I, Cringely writes:
A few weeks ago, I wrote about the emerging 802.15 networking standard for wirelessly connecting home entertainment devices like televisions, DVDs, and personal computers. After that column appeared I heard from a number of readers who couldn"t imagine why I was excited about 802.15 when 802.11g was already available and would work over a much greater distance. Was I just stupid or what? Then not long ago I had lunch with a guy named Sriram who runs Intel Capital and is funneling hundreds of millions of Intelbucks into various wireless networking schemes that include WiFi hotspots and 802.15 devices. Sriram wasn"t a partisan of 802.11g or 802.15, but of ALL wireless networking schemes at the expense of wired approaches. In Sriram"s mind, the future of networking is wireless, and it would be stupid to put money in anything else.

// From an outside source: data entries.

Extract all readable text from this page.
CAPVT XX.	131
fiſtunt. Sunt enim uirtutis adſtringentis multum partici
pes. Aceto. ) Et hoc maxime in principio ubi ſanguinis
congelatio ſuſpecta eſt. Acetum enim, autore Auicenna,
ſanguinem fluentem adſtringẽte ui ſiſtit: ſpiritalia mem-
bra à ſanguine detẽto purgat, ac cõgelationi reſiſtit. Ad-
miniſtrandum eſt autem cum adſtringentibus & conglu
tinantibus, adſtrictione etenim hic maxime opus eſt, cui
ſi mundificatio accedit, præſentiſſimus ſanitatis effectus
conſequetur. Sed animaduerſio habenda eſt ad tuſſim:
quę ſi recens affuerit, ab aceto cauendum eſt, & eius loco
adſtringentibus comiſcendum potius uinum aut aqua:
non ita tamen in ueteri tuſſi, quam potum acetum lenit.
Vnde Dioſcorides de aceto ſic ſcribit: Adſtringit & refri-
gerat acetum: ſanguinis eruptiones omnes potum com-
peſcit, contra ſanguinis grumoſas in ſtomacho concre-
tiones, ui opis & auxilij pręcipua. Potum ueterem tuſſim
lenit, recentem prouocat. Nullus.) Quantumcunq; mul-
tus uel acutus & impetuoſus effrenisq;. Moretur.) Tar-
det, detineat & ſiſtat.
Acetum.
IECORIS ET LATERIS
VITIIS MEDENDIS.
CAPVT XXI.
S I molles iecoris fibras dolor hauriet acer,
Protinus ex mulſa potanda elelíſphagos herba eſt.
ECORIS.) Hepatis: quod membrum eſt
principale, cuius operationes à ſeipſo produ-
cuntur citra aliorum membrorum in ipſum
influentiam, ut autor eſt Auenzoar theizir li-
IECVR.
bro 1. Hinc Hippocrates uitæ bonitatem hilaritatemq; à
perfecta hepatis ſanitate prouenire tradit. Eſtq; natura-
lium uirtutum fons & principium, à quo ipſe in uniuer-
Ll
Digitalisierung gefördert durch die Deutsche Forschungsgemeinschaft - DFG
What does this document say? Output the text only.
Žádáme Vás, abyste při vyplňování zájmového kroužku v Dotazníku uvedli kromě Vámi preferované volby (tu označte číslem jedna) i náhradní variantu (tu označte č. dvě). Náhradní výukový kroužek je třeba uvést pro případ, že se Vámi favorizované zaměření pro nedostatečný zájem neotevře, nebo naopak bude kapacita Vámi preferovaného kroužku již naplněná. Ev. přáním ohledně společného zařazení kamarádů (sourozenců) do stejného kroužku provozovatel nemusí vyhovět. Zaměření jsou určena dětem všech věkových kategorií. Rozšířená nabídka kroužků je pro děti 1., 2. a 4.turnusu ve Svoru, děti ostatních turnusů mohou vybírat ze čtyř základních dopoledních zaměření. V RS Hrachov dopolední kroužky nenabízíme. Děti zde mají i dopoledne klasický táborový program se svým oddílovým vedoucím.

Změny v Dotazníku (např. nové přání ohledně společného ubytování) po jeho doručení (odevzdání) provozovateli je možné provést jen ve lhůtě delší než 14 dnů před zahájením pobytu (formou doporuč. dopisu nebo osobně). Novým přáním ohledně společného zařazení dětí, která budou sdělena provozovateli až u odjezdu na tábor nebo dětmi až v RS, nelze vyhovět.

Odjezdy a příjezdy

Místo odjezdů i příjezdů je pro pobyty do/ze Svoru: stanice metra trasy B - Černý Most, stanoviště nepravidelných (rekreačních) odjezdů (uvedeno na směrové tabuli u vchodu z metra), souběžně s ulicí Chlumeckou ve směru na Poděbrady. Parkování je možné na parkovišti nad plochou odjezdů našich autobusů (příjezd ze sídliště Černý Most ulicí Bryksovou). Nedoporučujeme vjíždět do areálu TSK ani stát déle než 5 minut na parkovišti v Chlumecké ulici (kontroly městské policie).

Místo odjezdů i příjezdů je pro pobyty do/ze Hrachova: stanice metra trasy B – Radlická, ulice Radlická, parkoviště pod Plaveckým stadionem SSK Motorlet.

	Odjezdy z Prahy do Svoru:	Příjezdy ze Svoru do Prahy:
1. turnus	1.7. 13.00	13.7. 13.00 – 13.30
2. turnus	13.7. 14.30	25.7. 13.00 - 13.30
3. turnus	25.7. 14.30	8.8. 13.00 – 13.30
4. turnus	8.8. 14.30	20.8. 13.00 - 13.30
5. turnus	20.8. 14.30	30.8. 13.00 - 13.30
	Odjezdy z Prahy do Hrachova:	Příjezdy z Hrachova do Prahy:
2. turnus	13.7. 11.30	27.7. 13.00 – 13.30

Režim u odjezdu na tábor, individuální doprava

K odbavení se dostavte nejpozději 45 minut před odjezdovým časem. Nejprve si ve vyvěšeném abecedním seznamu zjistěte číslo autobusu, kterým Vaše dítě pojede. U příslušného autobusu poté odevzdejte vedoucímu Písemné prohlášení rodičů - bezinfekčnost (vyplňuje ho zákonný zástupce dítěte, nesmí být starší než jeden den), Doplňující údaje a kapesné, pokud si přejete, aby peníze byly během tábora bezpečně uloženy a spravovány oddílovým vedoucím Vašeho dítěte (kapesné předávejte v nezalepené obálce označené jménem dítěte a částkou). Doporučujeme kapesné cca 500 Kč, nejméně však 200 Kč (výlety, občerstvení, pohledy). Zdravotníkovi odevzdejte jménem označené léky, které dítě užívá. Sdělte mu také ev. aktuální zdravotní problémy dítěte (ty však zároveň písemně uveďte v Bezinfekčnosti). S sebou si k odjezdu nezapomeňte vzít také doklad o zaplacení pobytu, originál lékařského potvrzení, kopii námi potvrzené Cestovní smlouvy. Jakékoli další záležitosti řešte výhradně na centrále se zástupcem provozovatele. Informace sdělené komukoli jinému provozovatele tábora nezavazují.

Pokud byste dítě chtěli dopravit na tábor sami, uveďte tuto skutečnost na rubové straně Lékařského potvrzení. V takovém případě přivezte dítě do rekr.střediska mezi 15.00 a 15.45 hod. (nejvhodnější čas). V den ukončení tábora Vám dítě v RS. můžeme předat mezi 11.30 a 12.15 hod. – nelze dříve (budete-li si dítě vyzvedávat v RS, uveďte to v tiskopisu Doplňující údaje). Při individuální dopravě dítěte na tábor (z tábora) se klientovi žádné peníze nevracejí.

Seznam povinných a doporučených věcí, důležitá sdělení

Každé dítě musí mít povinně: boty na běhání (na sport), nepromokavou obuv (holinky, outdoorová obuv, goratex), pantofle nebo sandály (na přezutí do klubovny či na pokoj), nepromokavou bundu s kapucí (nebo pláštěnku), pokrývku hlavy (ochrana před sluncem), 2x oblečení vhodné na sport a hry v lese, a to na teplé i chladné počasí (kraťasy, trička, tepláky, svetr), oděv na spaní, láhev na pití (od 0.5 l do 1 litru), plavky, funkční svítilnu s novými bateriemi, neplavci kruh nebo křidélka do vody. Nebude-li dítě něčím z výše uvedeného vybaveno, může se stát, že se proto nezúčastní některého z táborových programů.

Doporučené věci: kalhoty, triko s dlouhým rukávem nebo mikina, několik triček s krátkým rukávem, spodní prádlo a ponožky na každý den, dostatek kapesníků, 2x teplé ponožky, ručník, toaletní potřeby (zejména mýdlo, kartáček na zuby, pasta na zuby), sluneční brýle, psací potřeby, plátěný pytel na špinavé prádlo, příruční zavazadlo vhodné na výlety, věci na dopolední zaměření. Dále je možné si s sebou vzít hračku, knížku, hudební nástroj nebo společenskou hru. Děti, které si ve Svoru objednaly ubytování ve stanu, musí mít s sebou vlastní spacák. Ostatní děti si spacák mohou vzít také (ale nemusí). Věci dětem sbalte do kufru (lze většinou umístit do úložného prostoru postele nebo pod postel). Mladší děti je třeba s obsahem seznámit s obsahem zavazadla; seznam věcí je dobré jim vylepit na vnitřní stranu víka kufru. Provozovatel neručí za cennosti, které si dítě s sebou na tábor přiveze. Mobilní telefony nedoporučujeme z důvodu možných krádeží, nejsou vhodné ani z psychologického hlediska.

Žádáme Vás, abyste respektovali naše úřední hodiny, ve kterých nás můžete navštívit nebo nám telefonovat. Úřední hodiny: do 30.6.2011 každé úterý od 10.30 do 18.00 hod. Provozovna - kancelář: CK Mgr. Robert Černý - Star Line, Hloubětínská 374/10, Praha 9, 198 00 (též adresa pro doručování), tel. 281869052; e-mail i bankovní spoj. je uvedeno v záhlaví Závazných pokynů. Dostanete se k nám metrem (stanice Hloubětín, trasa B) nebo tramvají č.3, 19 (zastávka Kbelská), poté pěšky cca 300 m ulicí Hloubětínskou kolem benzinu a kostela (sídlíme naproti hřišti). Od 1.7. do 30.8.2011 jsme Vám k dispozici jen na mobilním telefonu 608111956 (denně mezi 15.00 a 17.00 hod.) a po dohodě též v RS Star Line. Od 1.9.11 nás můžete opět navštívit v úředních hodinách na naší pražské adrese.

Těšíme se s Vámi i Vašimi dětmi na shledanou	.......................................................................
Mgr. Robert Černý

These are both examples of settling for the first viable answer, and deciding that it makes no sense to look further. Both positions are misguided. Take 802.11g versus 802.15. Certainly, with 54 megabits-per-second to work with, 802.11g has the bandwidth to carry just about any signal all the way to HDTV"s 20 megabits-per-second. Why do we need 802.15 at all? This answer comes down to Quality of Service (QoS), interference and congestion. With 802.11 wireless, all its incarnations offer no true Quality of Service. There is no guarantee that my HDTV signal will get preferential treatment over Grandad"s porno downloads.